Nihon Shokakibyo Gakkai Zasshi. 1993 Feb;90(2):114-23.
The effect of PGE1 and PGF2 alpha in the ischemic intestinal tract were examined. In 40 mongrel dogs, we studied ischemic models of small intestine. PGE1 or PGF2 alpha was injected into the anterior mesenteric artery after reperfusion according to each occlusion time, and the tissue blood flow was measured on both mucosal and serous sides of small intestinal loop by laser flowmeter to examine the relation to the extent of tissue damage. Tissue blood flow of the ischemic intestine after the injection of PGE1 increased by 148-208% in the 3-5 hr occlusion group and by 86-110% in the 7-10 hr occlusion group. Tissue blood flow after the injection of PGF2 alpha decreased by 39-59% in the 3-5 hr occlusion group and by 1-15% in the 7-10 hr occlusion group. These results indicate that the effect of PGE1 and PGF2 alpha in the ischemic intestine would be available up to 3-5 hr of ischemia. Histological examination revealed that viability of the remaining crypt was high in the PGE1 injection group but low in the PGF2 alpha injection group. These findings suggest that PGE1, if try at the early stage, would be effective for the treatment of ischemic lesion.

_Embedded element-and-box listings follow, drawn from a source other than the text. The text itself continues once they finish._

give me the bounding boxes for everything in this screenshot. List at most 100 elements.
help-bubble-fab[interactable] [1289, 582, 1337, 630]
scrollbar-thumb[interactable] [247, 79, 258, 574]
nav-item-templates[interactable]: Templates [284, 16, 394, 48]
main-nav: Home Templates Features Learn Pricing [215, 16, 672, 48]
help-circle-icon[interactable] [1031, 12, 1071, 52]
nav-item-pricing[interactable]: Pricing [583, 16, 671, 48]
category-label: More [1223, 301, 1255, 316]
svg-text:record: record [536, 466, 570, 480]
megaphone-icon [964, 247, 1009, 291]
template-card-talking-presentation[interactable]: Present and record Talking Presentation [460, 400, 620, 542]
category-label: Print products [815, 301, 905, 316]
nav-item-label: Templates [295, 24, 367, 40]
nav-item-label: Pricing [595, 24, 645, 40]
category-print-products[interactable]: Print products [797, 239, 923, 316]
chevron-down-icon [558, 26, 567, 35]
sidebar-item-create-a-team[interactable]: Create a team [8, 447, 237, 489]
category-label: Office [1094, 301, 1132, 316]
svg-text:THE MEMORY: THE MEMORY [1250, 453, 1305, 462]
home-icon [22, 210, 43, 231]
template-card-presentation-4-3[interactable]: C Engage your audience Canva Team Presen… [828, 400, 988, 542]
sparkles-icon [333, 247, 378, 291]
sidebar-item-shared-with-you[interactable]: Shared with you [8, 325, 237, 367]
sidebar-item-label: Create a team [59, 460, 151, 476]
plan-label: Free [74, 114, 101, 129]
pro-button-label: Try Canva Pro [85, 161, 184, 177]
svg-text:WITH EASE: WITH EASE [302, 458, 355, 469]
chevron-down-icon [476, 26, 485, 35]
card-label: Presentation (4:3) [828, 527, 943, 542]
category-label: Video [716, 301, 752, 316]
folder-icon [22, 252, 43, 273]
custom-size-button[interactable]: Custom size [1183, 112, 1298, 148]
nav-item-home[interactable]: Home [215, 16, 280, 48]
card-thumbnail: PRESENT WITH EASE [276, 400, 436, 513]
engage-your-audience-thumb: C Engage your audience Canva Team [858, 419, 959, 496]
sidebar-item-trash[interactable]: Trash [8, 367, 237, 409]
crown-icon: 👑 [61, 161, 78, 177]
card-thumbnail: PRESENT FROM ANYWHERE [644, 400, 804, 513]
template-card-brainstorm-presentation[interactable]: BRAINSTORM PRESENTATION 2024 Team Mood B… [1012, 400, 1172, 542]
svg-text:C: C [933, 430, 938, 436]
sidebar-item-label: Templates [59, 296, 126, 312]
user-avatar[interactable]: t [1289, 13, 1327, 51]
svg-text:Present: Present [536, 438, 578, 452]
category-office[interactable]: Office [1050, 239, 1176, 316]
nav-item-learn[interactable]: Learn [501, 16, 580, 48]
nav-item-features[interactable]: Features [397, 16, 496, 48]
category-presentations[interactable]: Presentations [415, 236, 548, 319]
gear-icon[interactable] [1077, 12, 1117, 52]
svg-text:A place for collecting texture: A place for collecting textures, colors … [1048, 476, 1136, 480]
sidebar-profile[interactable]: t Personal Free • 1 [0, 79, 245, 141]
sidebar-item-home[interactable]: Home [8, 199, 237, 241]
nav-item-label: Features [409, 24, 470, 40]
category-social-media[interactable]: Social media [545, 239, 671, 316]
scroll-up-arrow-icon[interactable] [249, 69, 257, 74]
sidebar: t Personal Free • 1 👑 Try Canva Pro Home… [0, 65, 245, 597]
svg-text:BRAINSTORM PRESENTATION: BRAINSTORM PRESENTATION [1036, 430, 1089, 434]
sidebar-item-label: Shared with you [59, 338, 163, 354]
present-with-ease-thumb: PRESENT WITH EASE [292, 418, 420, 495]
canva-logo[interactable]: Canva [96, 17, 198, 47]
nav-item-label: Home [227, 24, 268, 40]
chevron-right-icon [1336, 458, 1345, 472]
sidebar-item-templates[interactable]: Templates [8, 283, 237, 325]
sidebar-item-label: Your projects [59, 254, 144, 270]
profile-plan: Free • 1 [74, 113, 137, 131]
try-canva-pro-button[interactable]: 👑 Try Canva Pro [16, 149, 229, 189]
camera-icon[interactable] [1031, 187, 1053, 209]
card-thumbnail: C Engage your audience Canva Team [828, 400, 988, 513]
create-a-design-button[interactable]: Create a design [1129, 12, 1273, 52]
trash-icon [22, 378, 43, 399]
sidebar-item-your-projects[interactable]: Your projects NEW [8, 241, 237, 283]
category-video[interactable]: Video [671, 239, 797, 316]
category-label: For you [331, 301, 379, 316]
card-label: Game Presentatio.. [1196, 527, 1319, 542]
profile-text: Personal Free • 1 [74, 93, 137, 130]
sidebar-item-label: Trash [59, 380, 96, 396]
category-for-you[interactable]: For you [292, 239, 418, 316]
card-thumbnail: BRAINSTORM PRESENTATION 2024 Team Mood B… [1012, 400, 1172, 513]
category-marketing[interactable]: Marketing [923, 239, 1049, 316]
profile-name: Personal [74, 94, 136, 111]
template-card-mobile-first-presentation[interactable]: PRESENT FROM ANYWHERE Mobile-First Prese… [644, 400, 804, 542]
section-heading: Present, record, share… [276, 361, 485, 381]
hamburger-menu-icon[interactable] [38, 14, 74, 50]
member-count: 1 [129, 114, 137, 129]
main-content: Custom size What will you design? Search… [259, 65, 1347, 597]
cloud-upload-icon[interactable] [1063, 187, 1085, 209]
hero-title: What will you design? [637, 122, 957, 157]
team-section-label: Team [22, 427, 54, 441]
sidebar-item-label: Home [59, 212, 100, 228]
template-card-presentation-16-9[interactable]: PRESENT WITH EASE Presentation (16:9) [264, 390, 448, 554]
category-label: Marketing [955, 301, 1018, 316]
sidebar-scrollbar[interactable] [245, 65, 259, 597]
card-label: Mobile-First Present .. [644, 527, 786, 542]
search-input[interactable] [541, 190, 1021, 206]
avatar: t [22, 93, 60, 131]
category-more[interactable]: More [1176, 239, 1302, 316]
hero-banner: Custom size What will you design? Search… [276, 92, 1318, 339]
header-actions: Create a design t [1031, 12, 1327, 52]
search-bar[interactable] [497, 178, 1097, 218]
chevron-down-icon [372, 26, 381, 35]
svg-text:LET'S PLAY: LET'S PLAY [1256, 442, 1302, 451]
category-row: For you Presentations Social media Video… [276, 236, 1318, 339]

研究了前列腺素E1(PGE1)和前列腺素F2α(PGF2α)对缺血肠道的作用。在40只杂种犬中,我们研究了小肠缺血模型。根据不同的阻断时间,在再灌注后将PGE1或PGF2α注入肠系膜前动脉,并用激光流量计测量小肠肠袢黏膜侧和浆膜侧的组织血流量,以研究其与组织损伤程度的关系。在3 - 5小时阻断组中,注射PGE1后缺血肠道的组织血流量增加了148 - 208%,在7 - 10小时阻断组中增加了86 - 110%。在3 - 5小时阻断组中,注射PGF2α后组织血流量减少了39 - 59%,在7 - 10小时阻断组中减少了1 - 15%。这些结果表明,PGE1和PGF2α对缺血肠道的作用在缺血3 - 5小时内是有效的。组织学检查显示,PGE1注射组中剩余隐窝的活力较高,而PGF2α注射组中则较低。这些发现表明,如果在早期尝试使用PGE1,对缺血性病变的治疗可能有效。